Remix.run Logo
trollbridge 8 hours ago

I gave up on Podman for some minor reasons: one was that they decided to deviate from Docker and handle SELinux differently, which required effort to change the SELinux security labels on a stock Centos system. That made it a no go.

The other issue is minor differences from Docker, but small enough that a packaged up Docker compose doesn’t work out of the box. It’s not a good use of my time to debug that when I could just switch to Docker, have it work, and get on with my day.

the-grump 8 hours ago | parent | next [-]

Can you elaborate on SELinux? It affected me too but I just had to add :Z to my mount argument. Curious about whether there's further impact I'm unaware of.

psadauskas 6 hours ago | parent | next [-]

This is my biggest gripe. If you're using docker-compose.yml on a team that mostly uses docker, you can't use use that same docker-compose.yml with rootless podman. Any volume mounts that need to be writable (like the app, or databases) need to have `:X` or `:x` as a suffix, or podman won't set the SELinux label correctly to make it writable. But if you add those, docker blows up because it doesn't understand them.

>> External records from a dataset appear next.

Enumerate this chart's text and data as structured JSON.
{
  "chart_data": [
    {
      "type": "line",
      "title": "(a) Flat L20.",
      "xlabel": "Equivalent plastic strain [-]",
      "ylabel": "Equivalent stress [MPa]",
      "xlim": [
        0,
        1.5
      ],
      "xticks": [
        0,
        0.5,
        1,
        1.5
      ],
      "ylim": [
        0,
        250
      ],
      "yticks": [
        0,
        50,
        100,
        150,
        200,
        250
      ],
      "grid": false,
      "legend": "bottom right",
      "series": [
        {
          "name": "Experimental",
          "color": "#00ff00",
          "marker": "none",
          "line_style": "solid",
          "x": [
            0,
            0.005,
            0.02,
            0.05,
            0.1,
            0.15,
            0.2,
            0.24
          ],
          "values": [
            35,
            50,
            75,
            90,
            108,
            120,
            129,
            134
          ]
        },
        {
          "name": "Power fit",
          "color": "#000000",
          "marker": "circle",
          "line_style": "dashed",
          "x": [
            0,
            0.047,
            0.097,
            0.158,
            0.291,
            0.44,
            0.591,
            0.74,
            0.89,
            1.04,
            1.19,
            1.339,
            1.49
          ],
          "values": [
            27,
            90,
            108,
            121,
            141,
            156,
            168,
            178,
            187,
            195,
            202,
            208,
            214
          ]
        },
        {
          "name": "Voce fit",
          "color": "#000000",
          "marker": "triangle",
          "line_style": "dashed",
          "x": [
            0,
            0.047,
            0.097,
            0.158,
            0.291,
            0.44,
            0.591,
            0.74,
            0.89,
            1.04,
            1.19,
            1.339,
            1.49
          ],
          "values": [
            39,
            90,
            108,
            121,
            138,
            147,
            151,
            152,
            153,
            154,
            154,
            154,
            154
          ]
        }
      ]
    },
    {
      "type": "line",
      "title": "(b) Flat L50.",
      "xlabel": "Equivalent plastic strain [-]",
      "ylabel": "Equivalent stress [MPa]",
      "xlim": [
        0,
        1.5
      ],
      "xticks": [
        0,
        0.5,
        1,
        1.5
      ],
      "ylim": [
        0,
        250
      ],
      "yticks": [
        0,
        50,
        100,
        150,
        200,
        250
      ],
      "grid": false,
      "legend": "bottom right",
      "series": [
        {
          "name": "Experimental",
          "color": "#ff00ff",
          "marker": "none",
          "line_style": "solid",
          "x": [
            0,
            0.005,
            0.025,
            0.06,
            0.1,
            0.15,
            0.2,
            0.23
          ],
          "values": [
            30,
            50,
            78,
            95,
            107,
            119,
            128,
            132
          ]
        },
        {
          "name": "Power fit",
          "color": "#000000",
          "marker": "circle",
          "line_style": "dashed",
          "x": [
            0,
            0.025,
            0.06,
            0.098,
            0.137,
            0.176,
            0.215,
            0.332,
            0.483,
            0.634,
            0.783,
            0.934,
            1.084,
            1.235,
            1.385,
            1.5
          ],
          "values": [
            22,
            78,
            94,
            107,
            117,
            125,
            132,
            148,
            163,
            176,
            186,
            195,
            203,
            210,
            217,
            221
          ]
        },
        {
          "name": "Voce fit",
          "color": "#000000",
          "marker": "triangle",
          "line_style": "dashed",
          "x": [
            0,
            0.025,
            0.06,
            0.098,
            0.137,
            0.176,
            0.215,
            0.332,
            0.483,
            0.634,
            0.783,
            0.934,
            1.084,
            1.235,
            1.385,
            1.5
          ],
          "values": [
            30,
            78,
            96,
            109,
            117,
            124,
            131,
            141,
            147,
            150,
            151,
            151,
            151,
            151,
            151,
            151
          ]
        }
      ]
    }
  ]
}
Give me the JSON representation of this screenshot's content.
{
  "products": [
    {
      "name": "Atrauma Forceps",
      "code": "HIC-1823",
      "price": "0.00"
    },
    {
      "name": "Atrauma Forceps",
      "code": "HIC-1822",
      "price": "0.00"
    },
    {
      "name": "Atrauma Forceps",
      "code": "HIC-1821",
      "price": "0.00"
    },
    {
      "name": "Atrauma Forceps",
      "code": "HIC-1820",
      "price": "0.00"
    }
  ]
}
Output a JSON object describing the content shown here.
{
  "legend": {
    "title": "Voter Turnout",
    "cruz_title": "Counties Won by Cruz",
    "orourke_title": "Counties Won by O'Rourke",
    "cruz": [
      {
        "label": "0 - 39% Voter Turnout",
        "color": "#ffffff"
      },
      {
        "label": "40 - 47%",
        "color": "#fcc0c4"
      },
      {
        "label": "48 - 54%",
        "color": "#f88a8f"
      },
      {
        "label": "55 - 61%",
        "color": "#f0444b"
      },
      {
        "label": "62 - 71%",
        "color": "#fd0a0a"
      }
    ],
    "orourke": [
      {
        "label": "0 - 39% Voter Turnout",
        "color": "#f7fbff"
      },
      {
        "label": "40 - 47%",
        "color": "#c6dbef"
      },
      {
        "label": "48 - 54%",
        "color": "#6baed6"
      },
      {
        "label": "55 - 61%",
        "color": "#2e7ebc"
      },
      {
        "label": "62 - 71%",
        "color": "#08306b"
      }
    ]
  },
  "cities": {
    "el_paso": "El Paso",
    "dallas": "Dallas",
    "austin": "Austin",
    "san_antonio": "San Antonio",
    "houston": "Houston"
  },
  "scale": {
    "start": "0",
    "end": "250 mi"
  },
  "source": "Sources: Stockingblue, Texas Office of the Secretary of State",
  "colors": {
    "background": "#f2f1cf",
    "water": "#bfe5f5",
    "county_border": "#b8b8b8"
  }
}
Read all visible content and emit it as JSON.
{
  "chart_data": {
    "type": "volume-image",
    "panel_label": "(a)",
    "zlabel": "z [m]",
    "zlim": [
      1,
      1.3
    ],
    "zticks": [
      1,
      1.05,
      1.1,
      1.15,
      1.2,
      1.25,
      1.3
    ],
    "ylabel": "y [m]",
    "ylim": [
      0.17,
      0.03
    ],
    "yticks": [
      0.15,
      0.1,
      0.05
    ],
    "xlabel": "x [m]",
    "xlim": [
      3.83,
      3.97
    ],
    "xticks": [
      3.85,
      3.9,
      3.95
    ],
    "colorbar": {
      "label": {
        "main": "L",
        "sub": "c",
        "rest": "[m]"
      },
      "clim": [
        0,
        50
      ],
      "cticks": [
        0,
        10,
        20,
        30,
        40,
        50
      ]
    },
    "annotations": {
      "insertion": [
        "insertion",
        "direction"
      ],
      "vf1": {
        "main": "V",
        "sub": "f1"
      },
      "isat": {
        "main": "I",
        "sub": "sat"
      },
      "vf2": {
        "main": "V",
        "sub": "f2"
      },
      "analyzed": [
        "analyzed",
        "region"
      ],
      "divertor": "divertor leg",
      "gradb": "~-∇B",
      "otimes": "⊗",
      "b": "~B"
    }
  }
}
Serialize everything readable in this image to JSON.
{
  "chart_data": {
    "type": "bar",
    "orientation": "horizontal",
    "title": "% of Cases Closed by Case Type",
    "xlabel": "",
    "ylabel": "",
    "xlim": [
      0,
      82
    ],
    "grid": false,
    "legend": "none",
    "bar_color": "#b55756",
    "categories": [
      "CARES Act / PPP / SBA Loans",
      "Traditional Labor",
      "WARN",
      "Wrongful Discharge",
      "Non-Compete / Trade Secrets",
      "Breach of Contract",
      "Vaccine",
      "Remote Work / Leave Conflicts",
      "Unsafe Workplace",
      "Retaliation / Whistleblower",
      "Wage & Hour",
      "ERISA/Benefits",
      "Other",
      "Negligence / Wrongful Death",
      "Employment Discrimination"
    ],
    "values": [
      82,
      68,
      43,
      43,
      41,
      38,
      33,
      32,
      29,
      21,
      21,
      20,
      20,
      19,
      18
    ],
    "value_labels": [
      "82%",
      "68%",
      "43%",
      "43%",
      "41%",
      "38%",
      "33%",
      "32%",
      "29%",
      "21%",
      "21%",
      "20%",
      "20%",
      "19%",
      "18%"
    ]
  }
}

trollbridge 7 hours ago | parent | prev [-]

There were other problems although it’s been a few years so I’ve forgotten them. I think the container I had trouble with Ory Kratos. We did eventually get it to work but had to change the sample docker deployment a fair bit.

macOS had a seperate set of problems. I ended up just going with buildx and Colima on macOS. (We don’t use Docker Desktop.)

Long term I’d like to try to switch to podman again, but it needs to have a “be 100% compatible with Docker” mode as opposed to this:

https://github.com/podman-container-tools/podman/issues/1478...

nicce 7 hours ago | parent | prev | next [-]

> have it work, and get on with my day.

And usability continues for being security’s number one enemy...

esseph 7 hours ago | parent | prev [-]

> on a stock Centos system

Either an old experience you had, or a newer experience you had on vastly out of date packages and probably podman itself?